I had a feeling every time my name appeared on the call list, there was a collective “oh no, her again” as they flipped a coin to decide who would respond to the nitwit. Not sure how the coin flipping thing would happen but I’m sure they have a Happiness way to do it. I totally believed my HE claimed me every time and I was not shunted from HE to HE. If I missed a day working on the project (for mental health reasons), I received an email asking if everything had been resolved. Ahhh, HE really cared. I began to wonder if I created unnecessary issues with the website just so I could keep chatting with HE. Did I go over to the dark side? But all is well. The website is successfully launched for better or worse. The book is about to be published. My husband still speaks to me. I want to commend HE for HE’s total commitment to helping me navigate the unknown world of tech to get our site live. Many thanks, Happiness Engineer!

And So It Begins

Originally posted on A Way with Words blog

This was my first post on our blog A Way with Words as we anticipated the publication of our book Telling Tales and Sharing Secrets.

Welcome to our blog and thank you for stopping by. This is our dialogue with readers as well as writers.
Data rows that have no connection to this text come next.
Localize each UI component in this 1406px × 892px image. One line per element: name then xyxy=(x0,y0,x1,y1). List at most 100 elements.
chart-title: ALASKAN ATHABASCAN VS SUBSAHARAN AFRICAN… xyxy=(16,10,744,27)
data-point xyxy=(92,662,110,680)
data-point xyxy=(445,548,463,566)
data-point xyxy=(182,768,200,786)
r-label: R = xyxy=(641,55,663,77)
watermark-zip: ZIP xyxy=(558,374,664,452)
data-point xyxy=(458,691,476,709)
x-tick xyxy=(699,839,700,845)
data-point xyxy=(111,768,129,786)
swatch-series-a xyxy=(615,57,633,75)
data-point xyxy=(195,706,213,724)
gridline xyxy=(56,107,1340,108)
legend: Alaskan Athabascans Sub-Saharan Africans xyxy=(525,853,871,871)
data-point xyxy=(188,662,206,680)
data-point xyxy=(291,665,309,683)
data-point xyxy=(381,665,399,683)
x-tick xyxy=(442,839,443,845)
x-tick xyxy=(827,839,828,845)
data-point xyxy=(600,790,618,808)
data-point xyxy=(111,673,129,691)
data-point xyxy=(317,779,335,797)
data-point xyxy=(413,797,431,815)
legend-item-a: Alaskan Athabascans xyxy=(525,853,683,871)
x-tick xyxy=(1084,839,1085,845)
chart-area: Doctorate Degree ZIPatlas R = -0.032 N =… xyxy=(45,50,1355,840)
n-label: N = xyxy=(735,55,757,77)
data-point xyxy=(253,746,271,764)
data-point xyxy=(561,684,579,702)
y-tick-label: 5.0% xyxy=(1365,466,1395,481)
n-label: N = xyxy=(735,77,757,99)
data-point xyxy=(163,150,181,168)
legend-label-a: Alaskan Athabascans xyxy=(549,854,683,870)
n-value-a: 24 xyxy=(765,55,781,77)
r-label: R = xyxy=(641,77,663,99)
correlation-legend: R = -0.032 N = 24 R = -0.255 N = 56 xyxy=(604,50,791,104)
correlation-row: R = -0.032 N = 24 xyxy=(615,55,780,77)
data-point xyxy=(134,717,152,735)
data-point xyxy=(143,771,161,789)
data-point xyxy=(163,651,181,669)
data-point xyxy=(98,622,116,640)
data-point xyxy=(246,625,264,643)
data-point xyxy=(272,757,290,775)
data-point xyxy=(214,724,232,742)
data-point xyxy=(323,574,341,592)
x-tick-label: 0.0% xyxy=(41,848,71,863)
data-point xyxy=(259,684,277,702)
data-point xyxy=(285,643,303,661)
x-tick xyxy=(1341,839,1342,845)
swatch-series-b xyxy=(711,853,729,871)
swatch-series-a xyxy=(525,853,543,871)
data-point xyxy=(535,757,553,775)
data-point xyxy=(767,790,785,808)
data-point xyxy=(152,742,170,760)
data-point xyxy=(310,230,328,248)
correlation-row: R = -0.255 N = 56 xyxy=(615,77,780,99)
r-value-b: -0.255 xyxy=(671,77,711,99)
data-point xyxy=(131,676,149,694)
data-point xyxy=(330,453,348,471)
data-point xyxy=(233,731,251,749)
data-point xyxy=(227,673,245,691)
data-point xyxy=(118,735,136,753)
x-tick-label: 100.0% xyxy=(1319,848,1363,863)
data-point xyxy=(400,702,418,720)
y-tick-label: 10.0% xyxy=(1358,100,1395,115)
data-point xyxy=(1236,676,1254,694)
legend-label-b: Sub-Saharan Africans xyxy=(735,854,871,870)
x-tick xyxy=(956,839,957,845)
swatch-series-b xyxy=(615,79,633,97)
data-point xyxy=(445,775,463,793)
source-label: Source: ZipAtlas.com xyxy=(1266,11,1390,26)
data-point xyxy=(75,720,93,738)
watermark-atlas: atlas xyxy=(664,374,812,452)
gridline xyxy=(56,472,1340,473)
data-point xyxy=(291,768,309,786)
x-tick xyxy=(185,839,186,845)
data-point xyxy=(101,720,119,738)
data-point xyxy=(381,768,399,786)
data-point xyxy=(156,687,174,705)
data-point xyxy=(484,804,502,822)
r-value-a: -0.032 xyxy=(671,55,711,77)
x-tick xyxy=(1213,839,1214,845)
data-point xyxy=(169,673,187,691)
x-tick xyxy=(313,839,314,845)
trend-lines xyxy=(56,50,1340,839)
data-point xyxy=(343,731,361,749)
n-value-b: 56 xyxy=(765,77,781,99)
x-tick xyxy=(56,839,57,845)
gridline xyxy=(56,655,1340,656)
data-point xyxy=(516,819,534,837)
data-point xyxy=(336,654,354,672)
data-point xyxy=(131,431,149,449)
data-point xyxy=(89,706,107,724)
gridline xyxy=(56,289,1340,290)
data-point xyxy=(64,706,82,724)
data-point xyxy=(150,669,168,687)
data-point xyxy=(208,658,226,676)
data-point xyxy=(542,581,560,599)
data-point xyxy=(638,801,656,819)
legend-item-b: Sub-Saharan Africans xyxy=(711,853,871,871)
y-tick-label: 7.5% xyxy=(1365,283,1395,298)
Stories are as old as humankind. We all have them, we live stories. The oral tradition of storytelling is essentially extinct in modern cultures. Since the advent of alphabets, people have chosen to preserve their tales in writing.  As a writers’ group, we support and encourage individual flights of fantasy, rockets of remembrance, and paeans of poetry, that lead us on voyages of discovery into ourselves and the world at large. We writers thrive on words. We gobble them up, we inhale them, we cherish and revere them. They are the building blocks of our understanding. As an equation is to a mathematician, a word is to a writer. All the scribblers of the world understand why writers write. It is not necessary to earn your living by penning symbols on a page to be a WRITER. A very select few can do that. The rest of us use the written word as a pilot through our past, a magnifying glass in our present, and a crystal ball into our futures. Notes jotted on napkins, letters to friends, journals, and diaries are all ways of preserving stories. Life is Story. Write on.

Our book Telling Tales and Sharing Secrets is a memoir of our writers’ group over two decades and a guide for other groups to learn, write and stay together. With this blog, we will continue our story. We invite you to share your comments and experiences with us.